At the ICRC on July 14, the body agreed to consider the proposal even though it was submitted late.  Discussion has been taking place and a final vote is expected on Monday July 17.

We should all be thankful for the leadership of the Orthodox Presbyterian Church in this matter.  They had the foresight at their GA to see that this was likely coming and they had a plan in place.  Ecclesiastical evil is like cancer:  when it is not addressed quickly, it spreads.  The RCN should have no time or opportunity to spread this false teaching.  I pray that the ICRC will adopt the OPC proposal and send a clear message to the Dutch — and all members of the ICRC — that this is contrary to God’s Word.

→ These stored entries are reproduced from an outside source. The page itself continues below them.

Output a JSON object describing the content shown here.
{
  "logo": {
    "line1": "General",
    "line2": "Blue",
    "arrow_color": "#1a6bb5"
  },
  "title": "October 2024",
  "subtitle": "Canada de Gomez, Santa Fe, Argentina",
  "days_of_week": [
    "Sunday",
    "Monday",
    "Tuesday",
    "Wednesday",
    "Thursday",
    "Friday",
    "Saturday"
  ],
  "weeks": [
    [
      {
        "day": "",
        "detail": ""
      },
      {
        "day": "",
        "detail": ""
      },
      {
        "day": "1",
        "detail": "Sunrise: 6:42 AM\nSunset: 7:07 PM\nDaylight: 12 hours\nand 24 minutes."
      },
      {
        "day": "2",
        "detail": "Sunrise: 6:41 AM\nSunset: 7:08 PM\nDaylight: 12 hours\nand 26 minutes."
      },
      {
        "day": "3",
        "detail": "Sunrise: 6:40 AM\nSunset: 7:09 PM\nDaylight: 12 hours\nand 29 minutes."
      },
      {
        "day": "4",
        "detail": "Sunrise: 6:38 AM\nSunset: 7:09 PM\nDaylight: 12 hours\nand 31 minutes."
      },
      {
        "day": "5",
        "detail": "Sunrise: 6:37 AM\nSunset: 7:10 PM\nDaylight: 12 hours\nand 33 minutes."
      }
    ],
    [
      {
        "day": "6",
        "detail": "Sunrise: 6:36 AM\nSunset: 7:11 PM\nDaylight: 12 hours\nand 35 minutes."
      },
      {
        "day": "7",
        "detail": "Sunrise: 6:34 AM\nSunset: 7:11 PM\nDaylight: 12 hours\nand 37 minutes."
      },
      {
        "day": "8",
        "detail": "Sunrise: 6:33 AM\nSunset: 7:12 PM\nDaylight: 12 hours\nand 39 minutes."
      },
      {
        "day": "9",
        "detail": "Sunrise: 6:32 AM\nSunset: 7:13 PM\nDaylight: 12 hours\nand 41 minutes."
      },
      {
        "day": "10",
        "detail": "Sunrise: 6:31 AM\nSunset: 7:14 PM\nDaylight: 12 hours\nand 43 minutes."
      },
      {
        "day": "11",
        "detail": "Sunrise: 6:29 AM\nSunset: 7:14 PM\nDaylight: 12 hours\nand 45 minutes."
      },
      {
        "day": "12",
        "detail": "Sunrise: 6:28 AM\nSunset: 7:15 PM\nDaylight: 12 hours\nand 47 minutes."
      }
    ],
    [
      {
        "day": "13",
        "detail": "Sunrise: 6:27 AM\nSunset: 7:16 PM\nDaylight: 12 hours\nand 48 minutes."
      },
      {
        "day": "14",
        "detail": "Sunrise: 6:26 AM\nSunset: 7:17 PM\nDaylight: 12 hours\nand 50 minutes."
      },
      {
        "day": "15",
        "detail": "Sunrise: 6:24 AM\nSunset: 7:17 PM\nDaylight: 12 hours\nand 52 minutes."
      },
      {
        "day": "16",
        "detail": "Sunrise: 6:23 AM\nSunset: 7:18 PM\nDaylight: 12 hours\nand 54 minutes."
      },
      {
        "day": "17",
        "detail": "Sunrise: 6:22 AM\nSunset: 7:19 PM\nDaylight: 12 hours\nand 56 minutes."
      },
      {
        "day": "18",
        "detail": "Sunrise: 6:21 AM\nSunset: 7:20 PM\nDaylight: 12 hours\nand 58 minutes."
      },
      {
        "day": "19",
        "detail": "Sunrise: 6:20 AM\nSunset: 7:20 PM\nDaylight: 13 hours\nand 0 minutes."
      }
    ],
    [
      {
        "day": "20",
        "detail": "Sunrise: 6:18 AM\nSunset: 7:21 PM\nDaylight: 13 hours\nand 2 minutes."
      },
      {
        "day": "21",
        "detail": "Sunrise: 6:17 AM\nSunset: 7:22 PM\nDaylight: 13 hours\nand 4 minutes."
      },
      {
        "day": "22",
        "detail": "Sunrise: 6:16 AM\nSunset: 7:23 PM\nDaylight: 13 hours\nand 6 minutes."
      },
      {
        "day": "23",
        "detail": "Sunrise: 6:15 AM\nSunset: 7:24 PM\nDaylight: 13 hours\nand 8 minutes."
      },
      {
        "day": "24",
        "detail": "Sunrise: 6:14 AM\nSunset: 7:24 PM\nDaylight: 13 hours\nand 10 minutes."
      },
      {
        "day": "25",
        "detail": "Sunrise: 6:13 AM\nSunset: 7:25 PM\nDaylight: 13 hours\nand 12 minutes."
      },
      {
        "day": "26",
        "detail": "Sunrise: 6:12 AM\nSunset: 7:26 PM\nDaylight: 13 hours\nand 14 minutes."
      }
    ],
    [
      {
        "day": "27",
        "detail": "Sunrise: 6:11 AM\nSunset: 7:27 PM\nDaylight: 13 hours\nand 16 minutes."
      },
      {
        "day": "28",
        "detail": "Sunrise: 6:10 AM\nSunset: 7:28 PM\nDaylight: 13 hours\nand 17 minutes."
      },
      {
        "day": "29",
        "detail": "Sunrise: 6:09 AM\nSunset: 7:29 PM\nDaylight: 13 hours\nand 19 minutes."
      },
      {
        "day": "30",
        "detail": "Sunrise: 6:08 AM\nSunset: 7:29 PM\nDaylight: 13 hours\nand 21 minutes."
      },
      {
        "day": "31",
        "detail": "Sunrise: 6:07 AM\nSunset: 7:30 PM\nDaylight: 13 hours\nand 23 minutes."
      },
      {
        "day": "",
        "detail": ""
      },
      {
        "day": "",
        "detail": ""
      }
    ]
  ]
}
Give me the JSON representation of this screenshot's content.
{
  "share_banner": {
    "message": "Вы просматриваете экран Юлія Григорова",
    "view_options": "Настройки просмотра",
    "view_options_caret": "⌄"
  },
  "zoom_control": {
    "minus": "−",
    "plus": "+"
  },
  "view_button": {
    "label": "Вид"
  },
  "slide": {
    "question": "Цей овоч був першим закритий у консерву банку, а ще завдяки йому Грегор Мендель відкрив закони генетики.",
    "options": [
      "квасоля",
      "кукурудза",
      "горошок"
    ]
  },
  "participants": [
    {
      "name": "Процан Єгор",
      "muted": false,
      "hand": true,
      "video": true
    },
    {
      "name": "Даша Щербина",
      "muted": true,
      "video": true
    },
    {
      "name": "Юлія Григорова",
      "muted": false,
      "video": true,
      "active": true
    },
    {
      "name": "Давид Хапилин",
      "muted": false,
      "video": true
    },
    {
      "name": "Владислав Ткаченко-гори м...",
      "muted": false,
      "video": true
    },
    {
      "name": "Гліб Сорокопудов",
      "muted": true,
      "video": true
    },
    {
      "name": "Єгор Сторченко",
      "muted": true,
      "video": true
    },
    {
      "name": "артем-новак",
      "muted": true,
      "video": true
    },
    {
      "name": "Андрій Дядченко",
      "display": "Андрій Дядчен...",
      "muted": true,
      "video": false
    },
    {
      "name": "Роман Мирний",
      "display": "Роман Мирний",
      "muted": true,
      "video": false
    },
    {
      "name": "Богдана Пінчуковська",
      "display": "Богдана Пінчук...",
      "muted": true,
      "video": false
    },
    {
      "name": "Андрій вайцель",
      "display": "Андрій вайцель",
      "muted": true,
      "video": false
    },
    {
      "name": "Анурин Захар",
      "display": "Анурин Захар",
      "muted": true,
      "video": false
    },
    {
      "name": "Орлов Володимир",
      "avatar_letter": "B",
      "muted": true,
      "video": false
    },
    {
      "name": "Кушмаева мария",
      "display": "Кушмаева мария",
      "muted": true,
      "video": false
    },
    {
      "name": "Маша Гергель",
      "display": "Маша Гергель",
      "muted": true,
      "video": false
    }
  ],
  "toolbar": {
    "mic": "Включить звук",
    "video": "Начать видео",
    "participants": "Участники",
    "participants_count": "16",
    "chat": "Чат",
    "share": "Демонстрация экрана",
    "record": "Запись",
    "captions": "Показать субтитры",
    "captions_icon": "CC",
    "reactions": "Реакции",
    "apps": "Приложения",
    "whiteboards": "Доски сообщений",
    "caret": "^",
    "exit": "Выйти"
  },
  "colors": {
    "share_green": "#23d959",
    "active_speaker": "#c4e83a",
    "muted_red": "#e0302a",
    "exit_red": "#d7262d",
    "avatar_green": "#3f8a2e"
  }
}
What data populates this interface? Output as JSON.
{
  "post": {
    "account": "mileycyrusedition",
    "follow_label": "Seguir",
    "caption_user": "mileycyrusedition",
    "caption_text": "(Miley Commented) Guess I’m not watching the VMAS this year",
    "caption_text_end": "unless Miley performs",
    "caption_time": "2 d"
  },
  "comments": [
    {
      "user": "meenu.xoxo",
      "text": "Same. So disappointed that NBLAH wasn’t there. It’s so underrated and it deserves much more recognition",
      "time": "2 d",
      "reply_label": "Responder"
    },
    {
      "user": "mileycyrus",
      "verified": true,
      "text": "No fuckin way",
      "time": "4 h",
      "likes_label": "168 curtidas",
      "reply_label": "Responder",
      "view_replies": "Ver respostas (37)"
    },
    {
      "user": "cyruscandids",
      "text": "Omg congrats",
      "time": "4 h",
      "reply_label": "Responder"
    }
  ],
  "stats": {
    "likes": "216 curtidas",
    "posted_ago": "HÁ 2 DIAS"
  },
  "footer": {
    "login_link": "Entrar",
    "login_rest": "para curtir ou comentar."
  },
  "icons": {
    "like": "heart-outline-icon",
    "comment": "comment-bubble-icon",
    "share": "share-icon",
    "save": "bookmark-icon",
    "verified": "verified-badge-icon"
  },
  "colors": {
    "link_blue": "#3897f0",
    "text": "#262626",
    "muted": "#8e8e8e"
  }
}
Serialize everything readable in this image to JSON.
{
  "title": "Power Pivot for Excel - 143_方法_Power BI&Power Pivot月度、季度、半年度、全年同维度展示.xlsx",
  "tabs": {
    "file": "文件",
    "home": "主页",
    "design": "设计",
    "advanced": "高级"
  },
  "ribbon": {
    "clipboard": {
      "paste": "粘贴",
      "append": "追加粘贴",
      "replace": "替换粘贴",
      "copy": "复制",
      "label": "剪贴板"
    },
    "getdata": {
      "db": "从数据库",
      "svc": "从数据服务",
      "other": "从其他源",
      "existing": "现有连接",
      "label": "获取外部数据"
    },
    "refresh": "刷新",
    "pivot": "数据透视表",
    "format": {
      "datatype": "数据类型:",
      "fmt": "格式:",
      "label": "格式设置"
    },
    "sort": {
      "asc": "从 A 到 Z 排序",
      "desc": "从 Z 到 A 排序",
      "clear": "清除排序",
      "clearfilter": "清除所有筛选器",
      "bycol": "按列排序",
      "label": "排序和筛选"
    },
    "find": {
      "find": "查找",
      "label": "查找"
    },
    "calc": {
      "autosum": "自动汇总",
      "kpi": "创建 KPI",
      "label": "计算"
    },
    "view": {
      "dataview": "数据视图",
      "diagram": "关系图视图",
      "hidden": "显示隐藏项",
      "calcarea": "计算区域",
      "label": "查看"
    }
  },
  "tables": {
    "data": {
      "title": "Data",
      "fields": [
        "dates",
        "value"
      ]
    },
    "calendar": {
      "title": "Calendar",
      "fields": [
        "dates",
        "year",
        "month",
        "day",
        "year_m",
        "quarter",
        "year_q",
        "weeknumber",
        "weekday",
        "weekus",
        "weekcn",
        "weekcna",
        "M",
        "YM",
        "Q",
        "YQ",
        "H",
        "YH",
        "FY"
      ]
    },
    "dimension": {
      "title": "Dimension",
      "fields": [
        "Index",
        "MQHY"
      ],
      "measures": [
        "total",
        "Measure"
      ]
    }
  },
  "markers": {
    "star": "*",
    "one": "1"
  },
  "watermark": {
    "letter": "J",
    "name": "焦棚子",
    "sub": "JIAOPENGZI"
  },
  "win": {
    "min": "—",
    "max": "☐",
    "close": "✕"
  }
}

I do have a deep regret in all in this.  My regret is that my own churches, the Free Reformed Churches of Australia, have no place in this discussion at the ICRC.  The FRCA were involved with the founding of the ICRC, but withdrew in 1996.  The FRCA withdrew because membership within this organization was not promoting harmony and unity in our own ranks.  I’m hopeful that someday this can be reversed and we can return to the ICRC.  It would certainly have been helpful to be able to stand with the OPC in Jordan in maintaining the cause of truth.